Universal expansion can be thought of in a similer fashion. It isn't that the edge of the universe is moving farther out, leaving just more and more space inside, it's that the 'space' between( for simplicities sake, galaxies), is increasing in size, expanding outward in every direction. Thus all the galaxies are moving away from each other in much the same way as the dots on the balloon.
Space is expanding like this everywhere, but in small uneven pockets of gravity such as clusters of galaxies, or inside a galaxy, the expansion is less obvious, because of gravity's effects.
Yeah, the difference with the sphere metaphor is that that one may also work in 3D. If everything was created almost instantly in the big bang, and then was just thrown out due to the kinetic energy of it, is just like the debris of an explosion flaying away in an spherical way, like a blown up balloon, creating some streams of material here, a large void there... Now, if we think of the sphere metaphor as the 3D universe over a 4D sphere whose axis we can't even conceive, we can better visualize the so called wormholes as a secant throu the sphere, joining 2 of this 3D places throu that 4th, unconcivable dimention... Now, I've readed somewhere that scientifics speculate the existence of 11 other spatial dimentions! Talk about trying to coordinate a date on those planes :-/
The idea is that the planets are formed in a disc (a proto planetary disc). The disc itself forms from a cloud of dust and gas. They usually have some rotation. When the cloud collapses conservation of angular momentum spins up the collapsing cloud (think of skaters doing a pirouette, they start rotating faster), young stars rotate a lot faster than the cloud from which they formed. The shape of a cloud tends to a disk because of conservation of momentum and friction. The matter can move down to the disk by radiating away some of its potential energy through friction processes. The matter cannot move closer to the axis around which the system rotates because that is not compatible with conservation of momentum. So collapsing clouds don't just collapse into some central object but form a disk. In turn the planets form in the disk, that itself will evaporate when the star ignites its nuclear fusion. Planets formed in the disk are usually solid enough (heavy enough) to not get evaporated. Since the planets formed in the disk, they tend to lie in a plane. The planets store a lot of angular momentum.Orbits of planets can get perturbed by interactions among the planets or encounters with nearby stars.

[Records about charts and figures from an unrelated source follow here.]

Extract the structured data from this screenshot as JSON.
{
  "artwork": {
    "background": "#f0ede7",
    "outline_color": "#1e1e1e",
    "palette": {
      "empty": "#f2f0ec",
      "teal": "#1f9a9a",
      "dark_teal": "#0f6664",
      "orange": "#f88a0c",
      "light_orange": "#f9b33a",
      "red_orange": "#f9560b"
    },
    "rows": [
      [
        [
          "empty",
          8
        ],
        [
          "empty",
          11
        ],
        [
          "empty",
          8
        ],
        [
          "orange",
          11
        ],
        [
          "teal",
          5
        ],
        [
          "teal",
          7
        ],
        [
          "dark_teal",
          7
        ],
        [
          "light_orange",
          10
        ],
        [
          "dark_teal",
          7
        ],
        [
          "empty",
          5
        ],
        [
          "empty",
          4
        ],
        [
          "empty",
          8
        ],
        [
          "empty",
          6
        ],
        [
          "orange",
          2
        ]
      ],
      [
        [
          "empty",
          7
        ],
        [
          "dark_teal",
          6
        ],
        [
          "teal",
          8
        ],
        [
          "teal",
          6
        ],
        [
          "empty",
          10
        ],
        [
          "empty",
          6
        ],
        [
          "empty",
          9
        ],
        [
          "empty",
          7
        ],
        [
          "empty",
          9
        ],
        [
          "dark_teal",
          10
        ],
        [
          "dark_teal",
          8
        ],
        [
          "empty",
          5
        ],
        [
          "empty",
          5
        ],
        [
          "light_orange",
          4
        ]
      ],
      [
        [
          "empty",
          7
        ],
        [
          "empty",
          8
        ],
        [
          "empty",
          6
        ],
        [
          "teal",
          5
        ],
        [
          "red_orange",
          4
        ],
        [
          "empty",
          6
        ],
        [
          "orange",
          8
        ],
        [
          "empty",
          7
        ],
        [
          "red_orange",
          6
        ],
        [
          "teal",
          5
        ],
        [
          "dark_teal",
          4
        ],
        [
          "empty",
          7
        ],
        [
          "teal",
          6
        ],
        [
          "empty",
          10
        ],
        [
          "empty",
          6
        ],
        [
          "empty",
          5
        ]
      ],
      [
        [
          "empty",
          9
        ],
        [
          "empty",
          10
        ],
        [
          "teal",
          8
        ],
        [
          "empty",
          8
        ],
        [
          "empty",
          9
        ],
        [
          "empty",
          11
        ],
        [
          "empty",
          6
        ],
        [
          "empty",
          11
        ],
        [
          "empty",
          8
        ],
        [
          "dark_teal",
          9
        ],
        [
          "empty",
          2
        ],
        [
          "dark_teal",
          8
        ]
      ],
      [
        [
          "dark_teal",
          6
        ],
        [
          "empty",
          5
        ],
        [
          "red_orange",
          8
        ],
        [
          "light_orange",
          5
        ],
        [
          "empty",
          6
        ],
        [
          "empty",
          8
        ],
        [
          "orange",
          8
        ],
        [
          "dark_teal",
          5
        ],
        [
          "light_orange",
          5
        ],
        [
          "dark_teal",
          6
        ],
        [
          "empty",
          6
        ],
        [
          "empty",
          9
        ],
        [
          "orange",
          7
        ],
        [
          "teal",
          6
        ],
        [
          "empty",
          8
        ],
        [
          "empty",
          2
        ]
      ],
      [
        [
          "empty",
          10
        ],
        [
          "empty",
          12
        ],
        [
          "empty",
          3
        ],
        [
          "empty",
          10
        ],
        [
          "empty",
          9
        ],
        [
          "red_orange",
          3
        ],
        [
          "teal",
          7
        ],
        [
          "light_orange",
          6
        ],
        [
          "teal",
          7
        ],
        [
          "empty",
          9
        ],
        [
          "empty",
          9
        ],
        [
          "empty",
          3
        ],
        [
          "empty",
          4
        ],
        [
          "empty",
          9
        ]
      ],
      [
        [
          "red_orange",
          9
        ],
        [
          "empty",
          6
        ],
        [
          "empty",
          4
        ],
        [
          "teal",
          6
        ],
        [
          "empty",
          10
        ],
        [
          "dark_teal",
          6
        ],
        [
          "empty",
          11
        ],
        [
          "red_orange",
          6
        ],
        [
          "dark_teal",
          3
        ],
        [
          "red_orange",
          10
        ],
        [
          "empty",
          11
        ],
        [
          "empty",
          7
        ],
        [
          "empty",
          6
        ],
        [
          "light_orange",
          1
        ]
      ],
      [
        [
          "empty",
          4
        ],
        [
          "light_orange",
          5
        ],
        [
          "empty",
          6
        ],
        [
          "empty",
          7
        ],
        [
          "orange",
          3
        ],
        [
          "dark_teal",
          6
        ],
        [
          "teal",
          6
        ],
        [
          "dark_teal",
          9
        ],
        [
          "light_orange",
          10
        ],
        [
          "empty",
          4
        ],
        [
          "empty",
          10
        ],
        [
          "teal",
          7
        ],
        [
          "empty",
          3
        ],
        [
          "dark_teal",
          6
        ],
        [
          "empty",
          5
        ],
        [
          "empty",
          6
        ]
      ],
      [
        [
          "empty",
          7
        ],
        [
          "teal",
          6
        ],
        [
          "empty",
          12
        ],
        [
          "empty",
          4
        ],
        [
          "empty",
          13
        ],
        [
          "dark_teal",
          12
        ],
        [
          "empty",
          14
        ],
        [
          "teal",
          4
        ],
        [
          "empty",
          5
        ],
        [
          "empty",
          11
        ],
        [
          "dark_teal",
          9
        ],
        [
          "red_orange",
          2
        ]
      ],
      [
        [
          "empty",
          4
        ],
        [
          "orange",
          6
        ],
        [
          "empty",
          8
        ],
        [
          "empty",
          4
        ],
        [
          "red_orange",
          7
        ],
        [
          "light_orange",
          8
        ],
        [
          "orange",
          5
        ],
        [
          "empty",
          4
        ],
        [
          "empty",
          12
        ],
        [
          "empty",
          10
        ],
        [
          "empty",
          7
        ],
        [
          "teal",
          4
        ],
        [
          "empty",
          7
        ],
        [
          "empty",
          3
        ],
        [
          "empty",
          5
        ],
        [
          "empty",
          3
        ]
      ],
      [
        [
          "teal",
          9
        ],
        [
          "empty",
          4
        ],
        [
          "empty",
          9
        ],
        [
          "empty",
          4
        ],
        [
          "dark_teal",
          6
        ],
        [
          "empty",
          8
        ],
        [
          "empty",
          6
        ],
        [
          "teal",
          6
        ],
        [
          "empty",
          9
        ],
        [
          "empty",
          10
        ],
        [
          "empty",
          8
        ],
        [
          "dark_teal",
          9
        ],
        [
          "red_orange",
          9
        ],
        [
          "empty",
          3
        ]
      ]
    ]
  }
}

This is roughly what astronomers think nowadays. The thing to remember is conservation of angular momentum. This is a really basic and important law that governs the formation of disks all over the universe (blackholes sucking in matter also form disks). Conservation of angular momentum is also why the moon moves away from earth (compensating for the slowing down of earths rotation around its own axis --- by moving the moon out the earth-moon system conserves angular momentum).
Sorry for the slightly rambling explanation, I'm sure wikipedia has more if your interested.
The fourth dimension could easily be physical. There's definitely a dimension we percieve as time. But just as we don't implicitly define what directions dimensions one, two and three are pointing, we don't say that time is always the fourth dimenion. It's just a cleaner explanation that way.